Cari Blog Ini

Bidvertiser

Rabu, 16 Maret 2016

Dimensi Agraria di Aceh (MOHAMAD SHOHIBUDDIN)

Pada 9 Oktober 2014, puluhan eks kombatan Gerakan Aceh Merdeka di bawah pimpinan Din Minimi melakukan perlawanan bersenjata terhadap Pemerintah Provinsi Aceh. Yang menarik, alasan yang dikemukakan kelompok ini ternyata kental dengan isu agraria.

Mereka muak kepada Pemerintah Provinsi Aceh yang gagal menyediakan lahan pertanian untuk eks kombatan Gerakan Aceh Merdeka (GAM) dan korban konflik.

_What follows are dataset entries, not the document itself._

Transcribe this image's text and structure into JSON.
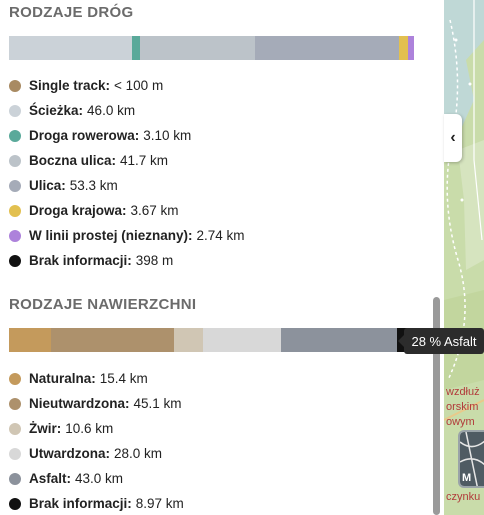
{
  "road_types": {
    "title": "RODZAJE DRÓG",
    "segments": [
      {
        "color": "#cbd2d8",
        "pct": 30.3
      },
      {
        "color": "#5aa99a",
        "pct": 2.0
      },
      {
        "color": "#bcc3c9",
        "pct": 28.4
      },
      {
        "color": "#a5abb8",
        "pct": 35.6
      },
      {
        "color": "#e2c050",
        "pct": 2.2
      },
      {
        "color": "#ad82db",
        "pct": 1.5
      }
    ],
    "items": [
      {
        "name": "Single track:",
        "value": "< 100 m",
        "color": "#a88a62"
      },
      {
        "name": "Ścieżka:",
        "value": "46.0 km",
        "color": "#cbd2d8"
      },
      {
        "name": "Droga rowerowa:",
        "value": "3.10 km",
        "color": "#5aa99a"
      },
      {
        "name": "Boczna ulica:",
        "value": "41.7 km",
        "color": "#bcc3c9"
      },
      {
        "name": "Ulica:",
        "value": "53.3 km",
        "color": "#a5abb8"
      },
      {
        "name": "Droga krajowa:",
        "value": "3.67 km",
        "color": "#e2c050"
      },
      {
        "name": "W linii prostej (nieznany):",
        "value": "2.74 km",
        "color": "#ad82db"
      },
      {
        "name": "Brak informacji:",
        "value": "398 m",
        "color": "#111111"
      }
    ]
  },
  "surface_types": {
    "title": "RODZAJE NAWIERZCHNI",
    "segments": [
      {
        "color": "#c49a5c",
        "pct": 10.3
      },
      {
        "color": "#ad916c",
        "pct": 30.5
      },
      {
        "color": "#d0c6b4",
        "pct": 7.0
      },
      {
        "color": "#d8d8d8",
        "pct": 19.4
      },
      {
        "color": "#8c929c",
        "pct": 28.6
      },
      {
        "color": "#111111",
        "pct": 4.2
      }
    ],
    "items": [
      {
        "name": "Naturalna:",
        "value": "15.4 km",
        "color": "#c49a5c"
      },
      {
        "name": "Nieutwardzona:",
        "value": "45.1 km",
        "color": "#ad916c"
      },
      {
        "name": "Żwir:",
        "value": "10.6 km",
        "color": "#d0c6b4"
      },
      {
        "name": "Utwardzona:",
        "value": "28.0 km",
        "color": "#d8d8d8"
      },
      {
        "name": "Asfalt:",
        "value": "43.0 km",
        "color": "#8c929c"
      },
      {
        "name": "Brak informacji:",
        "value": "8.97 km",
        "color": "#111111"
      }
    ]
  },
  "tooltip": {
    "text": "28 % Asfalt"
  },
  "collapse_button": {
    "icon": "chevron-left-icon",
    "glyph": "‹"
  },
  "map": {
    "labels": [
      "wzdłuż",
      "orskim",
      "owym",
      "czynku"
    ],
    "button_label": "M"
  }
}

Sayangnya, kendati isu agraria secara eksplisit disuarakan Din Minimi, isu itu langsung tenggelam oleh operasi represif yang dilakukan aparat keamanan. Pun setelah kelompok ini menyerahkan diri pada 29 Desember 2015, isu ini tetap absen. Perdebatan yang mencuat melulu seputar topik amnesti. Lebih jauh, isu agraria ini ternyata juga absen dalam diskusi mengenai sejarah siklus konflik di Aceh. Tulisan ini, karena itu, dimaksudkan sebagai upaya awal untuk menguakkan dimensi agraria pada dinamika konflik dan damai di Aceh.

Akar agraria pada konflik

Isu agraria jadi salah satu pemicu konflik di Aceh tentu bukan baru pertama kali terjadi pada kasus Din Minimi. Bukankah pemberontakan GAM itu sendiri antara lain dipicu ketidakadilan pemerintah pusat dalam pembagian hasil kekayaan alam di Aceh? Tidak heran jika kelahiran GAM beriringan dengan eksploitasi minyak dan gas (migas) secara besar-besaran dari bumi Aceh pada pertengahan 1970-an.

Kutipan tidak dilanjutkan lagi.